Termin dla dwóch odcinków przesunięty
35-kilometrowy odcinek DK7 pomiędzy Płońskiem i Czosnowem jest rozbudowywany do parametrów trasy ekspresowej. Inwestycja jest podzielona na trzy zadania. GDDKiA poinformowała o poziomie zaawansowania prac. Na odcinku Płońsk-Załuski wykonano 46 procent robót, pomiędzy Załuskami a Modlinem - 51 proc., a na wspomnianym wcześniej odcinku od Modlina do Czosnowa - 70 proc.
"W przypadku odcinka Płońsk Płd. – Załuski termin umowny nie uległ zmianie (maj 2025 r.), natomiast dla dwóch kolejnych zadań podpisane zostały aneksy wydłużające czas na ukończenie do sierpnia 2025 r. W procedowaniu są roszczenia wykonawców wszystkich trzech odcinków, którzy oczekują wydłużenia czasu na ukończenie lub dodatkowych środków finansowych" - wyjaśnia w komunikacie GDDKiA.

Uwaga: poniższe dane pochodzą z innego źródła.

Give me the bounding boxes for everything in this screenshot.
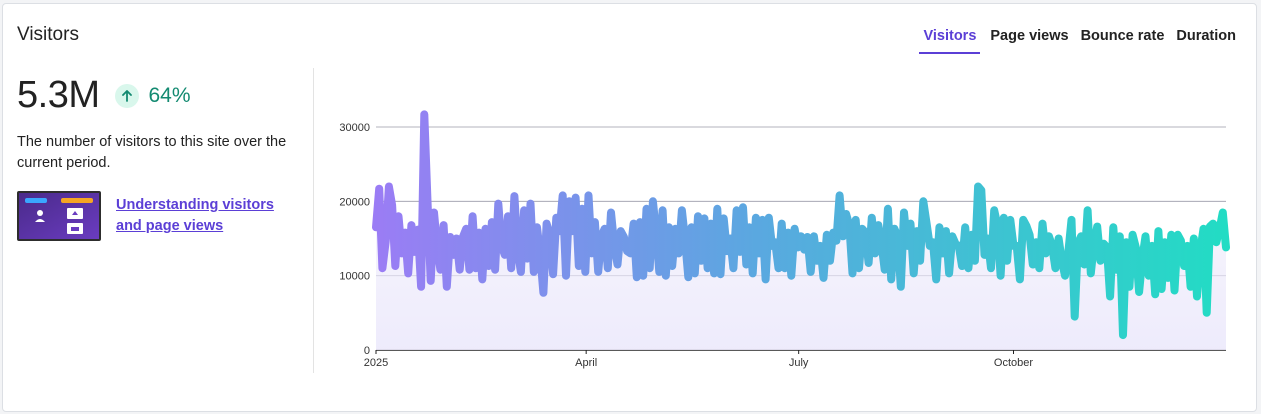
- divider: [313, 68, 314, 373]
- y-tick-label: 0: [364, 345, 370, 357]
- card-title: Visitors: [17, 24, 79, 45]
- tab-visitors[interactable]: Visitors: [919, 26, 981, 54]
- arrow-up-icon: [115, 83, 140, 108]
- x-tick-label: 2025: [364, 357, 388, 369]
- tab-duration[interactable]: Duration: [1176, 28, 1236, 44]
- trend-percentage: 64%: [148, 83, 191, 107]
- visitors-card: Visitors Visitors Page views Bounce rate…: [2, 3, 1257, 412]
- x-tick-label: July: [789, 357, 809, 369]
- y-tick-label: 10000: [339, 271, 370, 283]
- x-tick-label: April: [575, 357, 597, 369]
- x-tick-label: October: [994, 357, 1033, 369]
- metric-description: The number of visitors to this site over…: [17, 134, 287, 171]
- y-tick-label: 30000: [339, 122, 370, 134]
- series-line: [372, 110, 1230, 340]
- visitor-count: 5.3M: [17, 74, 100, 116]
- trend-indicator: 64%: [115, 83, 191, 108]
- tab-bounce-rate[interactable]: Bounce rate: [1080, 28, 1165, 44]
- y-tick-label: 20000: [339, 196, 370, 208]
- metric-tabs: Visitors Page views Bounce rate Duration: [919, 26, 1238, 54]
- learn-more-link[interactable]: Understanding visitors and page views: [116, 197, 274, 234]
- area-fill: [376, 114, 1226, 351]
- tab-page-views[interactable]: Page views: [990, 28, 1069, 44]
- stat-row: 5.3M 64%: [17, 74, 191, 117]
- visitors-line-chart: 0 10000 20000 30000 2025 April July October: [339, 110, 1230, 369]
- video-thumbnail[interactable]: [17, 191, 101, 241]
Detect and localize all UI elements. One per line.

Niebawem ma się zacząć przebudowa dziewięciokilometrowego odcinka. "siódemki" na odcinku Czosnów - Kiełpin koło Łomianek. Będzie kosztował 536 milionów złotych i ma być gotowy wiosną 2027 r.
Pozostaje jeszcze jeden, za to bardzo newralgiczny odcinek, ważny dla wjeżdżających do Warszawy w korkach przez Łomianki i Młociny, a także wyruszających nad morze. Na razie nie ma jednak jeszcze nawet wykonawcy projektu nowej, 13-kilometrowej, trasy wylotowej z tunelami na wysokości Chomiczówki i Bemowa, która miałaby się łączyć z trasą S8.
12 zdarzeń od początku wakacji
W związku z trwającymi wakacjami na DK7 i S7 panuje wzmożony ruch aut. Lokalna policja apeluje do kierowców o zachowanie ostrożności.
- Od początku wakacji na remontowanym odcinku drogi krajowej numer 7, biegnącym przez teren powiatu płońskiego, doszło do 12 zdarzeń drogowych - przekazała pod koniec ubiegłego tygodnia rzeczniczka Komendy Powiatowej Policji w Płońsku komisarz Kinga Drężek-Zmysłowska. Jak podkreśliła, aż do czterech z tych kolizji doszło tam w miniony poniedziałek, 8 lipca.
- Najczęstszymi przyczynami zaistniałych zdarzeń była nadmierna prędkość i nieprawidłowe wykonywanie manewrów na drodze - wyjaśniła policjantka. Zwróciła przy tym uwagę, że prace budowlane prowadzone są na bardzo długim odcinku drogi krajowej numer 7 na terenie powiatu płońskiego - pasy ruchu są tam wąskie i oddzielone betonowymi barierami, w wielu miejscach występują też przewężenia jezdni oraz wzniesienia.
- Często dokonywane są na trasie zmiany np. sposobu biegnięcia pasów ruchu dla danego kierunku - podkreśliła rzeczniczka płońskiej policji.
Jak dodała, kierowcy podróżujący przez powiat płoński drogą krajową nr 7 "powinni zachować szczególną ostrożność, bacznie przyglądać się oznakowaniu na drodze i tablicom informacyjnym, a także bezwzględnie stosować się do ograniczeń prędkości".